|
Texto Anterior | Próximo Texto | Índice
TENDÊNCIAS/DEBATES
Foi positiva a visita de George W. Bush ao Brasil?
SIM
O valor material do simbólico
CARLOS EDUARDO LINS DA SILVA
VISITAS DE presidentes em geral têm muito mais valor simbólico do que material. A de
Bush ao Brasil ontem não foi diferente. O acordo de cooperação que ele e
Lula assinaram traz pouco de medidas concretas e imediatas.
Mas também é comum que reuniões de cúpula cheguem a decisões
políticas com poder de indicar rumos
novos para as relações entre os países.
A dos presidentes do Brasil e dos EUA
pode ter representado novo ponto de
inflexão no diálogo dessas nações.
Na última década do século 20, o foco do relacionamento entre Brasil e
EUA foi o comércio. Nos primeiros
anos deste século, manteve-se essa
prioridade, ofuscada pelas preocupações mais urgentes sobre segurança.
A partir de agora, o tema da bioenergia tem toda condição de se tornar
o eixo central da convivência binacional. Isso pode ter implicações muito
positivas para o Brasil, embora seja
prudente não se deixar levar pelo entusiasmo ingênuo dos mais exaltados.
Brasil e EUA, que produzem 72%
do etanol do mundo, podem fazer
muito juntos para, com o tempo, ampliar o seu consumo em bases sustentáveis e ambientalmente responsáveis e definir a padronização global
capaz de torná-lo uma commodity.
Esses desdobramentos, se ocorrerem, trarão grandes vantagens ao
Brasil, pioneiro e líder da tecnologia
do setor. Com o sinal verde dado por
seus líderes, nada impede que as equipes de governo das duas nações negociem adequadamente os próximos
passos nessa direção. As empresas
brasileiras e americanas saberão
identificar as oportunidades de investimento e aumento de comércio do
etanol e das técnicas para produzi-lo
na medida em que as condições apropriadas forem se consolidando.
Há muitos riscos nesse processo:
ameaça de devastação florestal no
Brasil, queda exagerada da oferta de
milho nos EUA e exacerbação do sentimento protecionista americano por
receio da possível inundação de etanol brasileiro, entre outros.
Os possíveis efeitos benéficos para
o Brasil da visita de Bush não se limitam aos que o tema dos biocombustíveis, desde que bem administrado,
poderá trazer.
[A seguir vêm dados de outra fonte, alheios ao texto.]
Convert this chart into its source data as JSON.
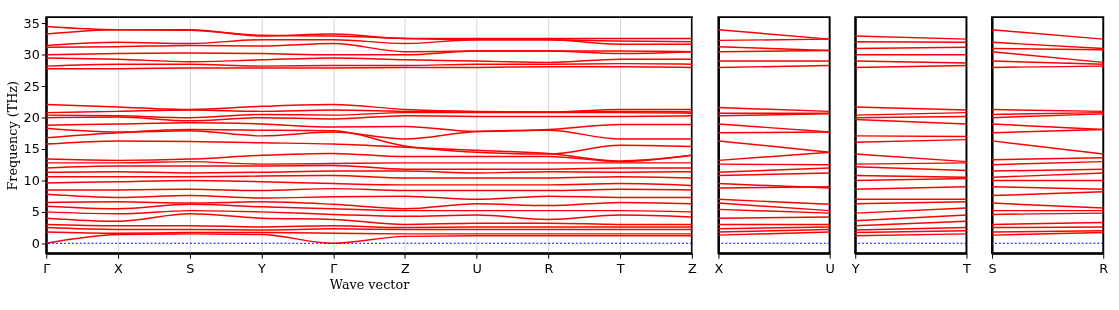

Do ponto de vista do
comércio multilateral, também podem advir novidades boas.
O bom entendimento entre Bush e
Lula oferece a oportunidade para os
responsáveis pelo comércio dos dois
países acertarem acordos setoriais
que, concluídos, podem ajudar a destravar a Rodada Doha, absolutamente
vital para a estratégia brasileira de comércio. Ainda há assuntos bilaterais
que começaram a ser tratados ontem
e podem deslanchar com conseqüências favoráveis ao Brasil: acordo de bitributação, ampliação para dez anos
para vistos e outros.
Também do ângulo geopolítico, há
possíveis resultados benignos para o
país. Embora não seja do nosso interesse nacional que Lula assuma o papel -como provavelmente desejaria
Bush- de contrapeso à influência de
Chávez no subcontinente, o fato de os
EUA promoverem a imagem do presidente do Brasil como um líder responsável não deixa de ser vantajoso
para o Brasil no curto e médio prazo.
A viagem de Bush tem óbvias intenções táticas. Não visa apenas conter
Chávez. Também procura emitir sinais para a China, que tem ampliado
ostensivamente seu interesse comercial, militar e político pela América
Latina, região onde Washington não
tem a menor intenção de abrir espaço. E Bush também veio promover a
questão da bioenergia com um olho
no eleitorado americano, claramente
preocupado com o assunto.
O Brasil deve tentar explorar em
seu proveito as circunstâncias que fazem Bush cortejá-lo, por mais que ele
esteja enfraquecido politicamente e
em fim de mandato.
O maior ganho para o país dessa visita será se, com ela, avançar o amadurecimento que se sente já há pelo
menos 20 anos nessa relação bilateral. Se o Brasil definir com clareza o
que deseja obter dela, souber como
sustentar suas posições e se dispuser
a negociar com os EUA à exaustão para fechar acordos em que as duas partes cederão, o país só poderá lucrar.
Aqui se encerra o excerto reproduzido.